Jeong-Whun Kim1, Kyungsu Lee2, Hyun Jik Kim3
1Department of Otorhinolaryngology-Head and Neck Surgery, Seoul National University Bundang Hospital, Seoul National University College of Medicine, Seongnam, Republic of Korea.
American Journal of Respiratory and Critical Care Medicine
|March 12, 2024
Summary
A new deep learning model uses CT scans to accurately predict obstructive sleep apnea (OSA) and its severity. This AI tool offers a promising, accessible method for diagnosing OSA, improving patient care.
Area of Science:
- Medical Imaging
- Artificial Intelligence
- Sleep Medicine
Background:
- Clinically undiagnosed obstructive sleep apnea (OSA) is prevalent due to limited polysomnography access.
- Craniofacial computed tomography (CT) scans can potentially predict OSA and its severity.
Purpose of the Study:
- To predict OSA and its severity using paranasal CT scans with a novel 3D deep learning algorithm.
- To develop and validate an AI model for non-invasive OSA diagnosis.
Main Methods:
- A multimodal deep learning model (AirwayNet-MM-H) was developed using a 3D convolutional neural network and multilayer perceptron.
- The model integrated CT images with structured data (age, sex, BMI) from internal (N=798) and external (N=135, N=85) datasets.
- The model was trained to classify OSA severity (normal, mild, moderate, severe) and significant OSA (moderate to severe).
Main Results:
- The AirwayNet-MM-H model achieved 87.6% accuracy for four-class OSA severity prediction in the internal dataset.
- For predicting significant OSA, the model demonstrated 91.0% accuracy and an AUC of 0.910 in the internal dataset.

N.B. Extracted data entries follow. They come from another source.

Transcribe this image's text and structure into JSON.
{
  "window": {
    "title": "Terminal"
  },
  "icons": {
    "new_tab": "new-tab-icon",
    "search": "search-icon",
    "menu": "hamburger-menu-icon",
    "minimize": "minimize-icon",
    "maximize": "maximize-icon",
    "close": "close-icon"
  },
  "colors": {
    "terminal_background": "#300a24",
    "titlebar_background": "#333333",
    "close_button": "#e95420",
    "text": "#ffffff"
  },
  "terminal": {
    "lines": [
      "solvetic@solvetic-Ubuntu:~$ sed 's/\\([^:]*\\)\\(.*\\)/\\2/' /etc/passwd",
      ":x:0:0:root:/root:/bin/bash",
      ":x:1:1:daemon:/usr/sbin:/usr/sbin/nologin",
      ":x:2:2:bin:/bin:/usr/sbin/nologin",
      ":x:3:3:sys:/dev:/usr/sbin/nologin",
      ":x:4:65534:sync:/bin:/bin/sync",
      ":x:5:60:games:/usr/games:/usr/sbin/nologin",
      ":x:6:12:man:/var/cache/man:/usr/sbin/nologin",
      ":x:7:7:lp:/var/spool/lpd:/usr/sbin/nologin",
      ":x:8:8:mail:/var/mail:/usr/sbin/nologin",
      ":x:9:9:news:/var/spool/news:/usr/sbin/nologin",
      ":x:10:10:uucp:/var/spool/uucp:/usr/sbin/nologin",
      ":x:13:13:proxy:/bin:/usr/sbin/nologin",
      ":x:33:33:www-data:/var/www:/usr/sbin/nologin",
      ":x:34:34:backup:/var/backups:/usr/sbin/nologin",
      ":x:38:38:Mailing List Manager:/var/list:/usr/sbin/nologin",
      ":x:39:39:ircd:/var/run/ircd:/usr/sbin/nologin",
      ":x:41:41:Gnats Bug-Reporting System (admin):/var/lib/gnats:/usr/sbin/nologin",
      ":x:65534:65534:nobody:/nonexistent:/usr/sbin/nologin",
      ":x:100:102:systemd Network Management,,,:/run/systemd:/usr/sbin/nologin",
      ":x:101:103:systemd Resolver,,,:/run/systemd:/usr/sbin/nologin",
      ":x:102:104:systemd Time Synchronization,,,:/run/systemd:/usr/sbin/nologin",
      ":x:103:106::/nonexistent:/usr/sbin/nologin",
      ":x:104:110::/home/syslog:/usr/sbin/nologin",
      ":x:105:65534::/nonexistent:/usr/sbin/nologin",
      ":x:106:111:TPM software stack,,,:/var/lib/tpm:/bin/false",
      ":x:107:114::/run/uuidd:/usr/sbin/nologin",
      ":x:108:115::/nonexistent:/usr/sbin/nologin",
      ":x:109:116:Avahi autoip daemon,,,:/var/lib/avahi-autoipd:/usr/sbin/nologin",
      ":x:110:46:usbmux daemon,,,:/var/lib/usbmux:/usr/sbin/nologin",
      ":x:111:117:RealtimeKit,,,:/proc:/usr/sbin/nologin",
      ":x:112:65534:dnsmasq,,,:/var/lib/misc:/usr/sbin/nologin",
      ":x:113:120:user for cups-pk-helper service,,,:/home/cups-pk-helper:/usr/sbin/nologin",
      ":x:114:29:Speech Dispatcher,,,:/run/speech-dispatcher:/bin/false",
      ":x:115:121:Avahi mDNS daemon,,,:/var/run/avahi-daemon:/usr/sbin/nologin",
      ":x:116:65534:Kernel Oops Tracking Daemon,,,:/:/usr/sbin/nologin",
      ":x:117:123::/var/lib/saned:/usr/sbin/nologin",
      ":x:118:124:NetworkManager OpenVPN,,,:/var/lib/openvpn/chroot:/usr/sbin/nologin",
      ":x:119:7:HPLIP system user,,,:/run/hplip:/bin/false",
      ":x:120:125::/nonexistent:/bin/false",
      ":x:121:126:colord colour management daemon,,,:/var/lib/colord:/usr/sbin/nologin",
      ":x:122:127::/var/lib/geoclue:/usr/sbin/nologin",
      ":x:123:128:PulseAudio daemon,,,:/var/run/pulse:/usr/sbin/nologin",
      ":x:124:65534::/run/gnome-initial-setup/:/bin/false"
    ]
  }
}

- The model outperformed six other state-of-the-art deep learning models in accuracy and AUC (P < 0.001).
Conclusions:
- A novel multimodal deep learning model utilizing CT scans can accurately diagnose OSA and its severity.
- The developed AI model, AirwayNet-MM-H, offers a precise and potentially accessible tool for OSA diagnosis.
- This approach leverages existing CT scans, improving diagnostic capabilities for obstructive sleep apnea.